La première ministre italienne Giorgia Meloni

Cette façon efficace de se mettre en récit a fait des émules, dont l’actuelle cheffe du gouvernement, Giorgia Meloni. Dans sa récente autobiographie, elle présente une histoire romancée d’elle-même, une mère italienne chrétienne et issue de la pauvreté, qui est parvenue à se relever de cette situation difficile. Peu importe que plusieurs passages de sa biographie soient romancés, car comme pour Berlusconi, son objectif est de bâtir un mythe inspirant.

Le modèle populiste

Grâce à ses médias surtout, Berlusconi a été un pionnier de la relation directe entre le politicien et les électeurs, qui est devenue progressivement un modèle en Italie et ailleurs dans le monde. Dans cette approche, le leader politique est mythifié et s’affranchit pratiquement du parti : l’investiture populaire (même si l’Italie reste une république parlementaire et non présidentielle) a permis à Berlusconi de se définir lui-même l’oint du Seigneur.

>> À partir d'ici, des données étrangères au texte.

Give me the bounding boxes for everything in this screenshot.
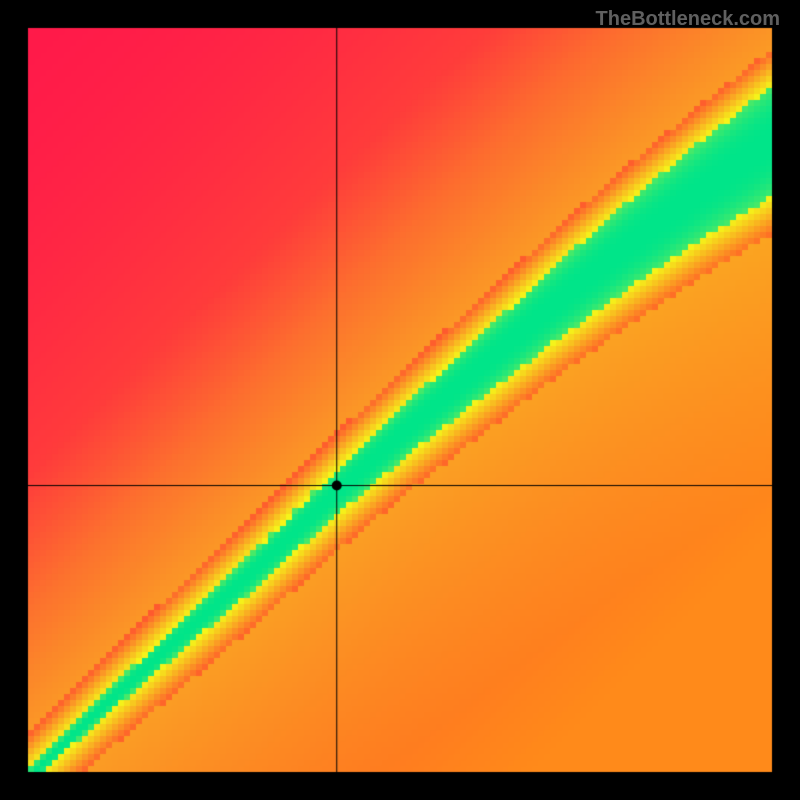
watermark-text: TheBottleneck.com [596,8,780,31]
bottleneck-heatmap [0,0,800,800]
chart-container: TheBottleneck.com [0,0,800,800]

Cette conception très personnalisée du pouvoir a donné lieu à des relations conflictuelles avec les autres institutions du système politique lorsque celles-ci faisaient obstacle à l’exercice du pouvoir. À plusieurs reprises, Berlusconi s’est plaint de l’impossibilité de gouverner le pays à cause du Parlement qui modifiait des lois présentées par le gouvernement. Jugeant le pays « ingouvernable », il a changé la loi électorale en 2006 afin de réintroduire le système proportionnel à listes bloquées et d’ainsi avoir plus de contrôle sur les parlementaires élus.

Cette approche à l’égard du Parlement, vu comme un obstacle au bon fonctionnement du gouvernement, a influencé ses successeurs.

Au cours des 15 dernières années, le vote de confiance pour approuver plus rapidement les lois et empêcher que les parlementaires y apportent des modifications a été de plus en plus souvent utilisé.

Berlusconi avait évoqué à plusieurs reprises une modification de la constitution pour augmenter les pouvoirs du président du Conseil des ministres (le chef du gouvernement). Ce souhait d’avoir un premier ministre plus fort a été notamment partagé par Matteo Salvini, Giorgia Meloni et Matteo Renzi.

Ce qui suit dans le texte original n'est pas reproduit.